Nearshoring: A Structural Opportunity with Visible Bottlenecks

Mexico’s nearshoring opportunity isn’t limited to attracting new plants; it also involves raising regional content, developing local suppliers, and strengthening logistics infrastructure to reduce costs. In practice, the challenge is that incoming projects are concentrated in certain industrial corridors—mainly in the north and the Bajío—and that puts pressure on local capacity: electricity supply, water access, permits, housing, and worker mobility. These factors can determine whether investment materializes on time and on budget—or shifts to other destinations. With interest rates still relatively high and capital decisions more selective, the speed of government execution and coordination with the private sector become central to “country competitiveness.”

Kearney also emphasizes that to keep moving up, Mexico needs to strengthen investment enablers: greater technological innovation, regulatory improvements, and stronger domestic performance. That points to productivity challenges the country has carried for years, as well as the need to train talent in critical areas (automation, industrial software, cybersecurity, metrology, and quality) if the goal is to attract higher value-added projects—not just expansions of existing capacity.

A recurring theme among investors is legal certainty and the protection of property rights as a condition for committing capital over long time horizons. In the Mexican economy, where much of FDI is decided with 10- to 20-year horizons, regulatory predictability—from municipal permits to sector-specific rules—can weigh as heavily as labor costs or proximity to the U.S. market. Public-private collaboration and regional integration show up, in this sense, as levers to unlock investment in infrastructure, industrial parks, customs facilities, and connectivity.

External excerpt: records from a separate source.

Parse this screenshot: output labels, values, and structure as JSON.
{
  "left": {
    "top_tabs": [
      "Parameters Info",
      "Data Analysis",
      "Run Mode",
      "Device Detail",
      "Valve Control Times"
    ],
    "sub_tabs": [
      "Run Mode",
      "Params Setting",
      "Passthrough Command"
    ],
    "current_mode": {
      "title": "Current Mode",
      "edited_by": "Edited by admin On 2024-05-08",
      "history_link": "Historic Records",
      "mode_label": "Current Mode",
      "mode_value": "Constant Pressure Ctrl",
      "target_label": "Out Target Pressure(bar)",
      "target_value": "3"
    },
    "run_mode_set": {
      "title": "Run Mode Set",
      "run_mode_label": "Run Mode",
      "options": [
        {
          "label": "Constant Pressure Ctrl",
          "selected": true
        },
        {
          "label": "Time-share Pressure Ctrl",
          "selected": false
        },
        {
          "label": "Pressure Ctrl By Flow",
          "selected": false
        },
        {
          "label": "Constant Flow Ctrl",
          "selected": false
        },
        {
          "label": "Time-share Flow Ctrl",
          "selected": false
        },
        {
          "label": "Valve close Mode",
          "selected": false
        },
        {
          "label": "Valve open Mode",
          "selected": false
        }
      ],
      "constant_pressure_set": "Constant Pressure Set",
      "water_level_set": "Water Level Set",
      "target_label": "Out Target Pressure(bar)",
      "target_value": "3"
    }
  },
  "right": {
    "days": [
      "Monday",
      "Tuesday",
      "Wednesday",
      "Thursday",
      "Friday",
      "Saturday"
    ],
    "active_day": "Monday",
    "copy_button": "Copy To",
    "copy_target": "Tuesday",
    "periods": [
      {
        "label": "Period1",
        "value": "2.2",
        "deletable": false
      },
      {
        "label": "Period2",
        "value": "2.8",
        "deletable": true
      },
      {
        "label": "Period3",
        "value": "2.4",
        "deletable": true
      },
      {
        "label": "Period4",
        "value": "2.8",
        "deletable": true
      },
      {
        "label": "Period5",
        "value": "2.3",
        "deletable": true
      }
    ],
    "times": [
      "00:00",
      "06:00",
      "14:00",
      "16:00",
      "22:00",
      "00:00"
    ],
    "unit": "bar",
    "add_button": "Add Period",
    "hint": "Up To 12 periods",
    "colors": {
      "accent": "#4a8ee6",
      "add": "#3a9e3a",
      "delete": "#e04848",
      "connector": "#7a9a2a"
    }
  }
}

By sector, the index identifies telecommunications, aerospace and defense, transportation, primary goods, information technologies, healthcare and pharmaceuticals, heavy industry, and financial services as especially attractive. The underlying message is that the portfolio of investor interest is diversifying: beyond traditional manufacturing, demand is growing for digital services and knowledge-intensive activities, which could raise wages and local spillovers if the country succeeds in linking them to domestic suppliers and training institutions.

Overall, the move up in Kearney’s ranking suggests Mexico still holds an important place in the global investment conversation, supported by North American integration and the boost from nearshoring. At the same time, the country faces an execution test: turning confidence into concrete, sustainable projects will depend on infrastructure, efficient regulation, and long-term certainty for investors.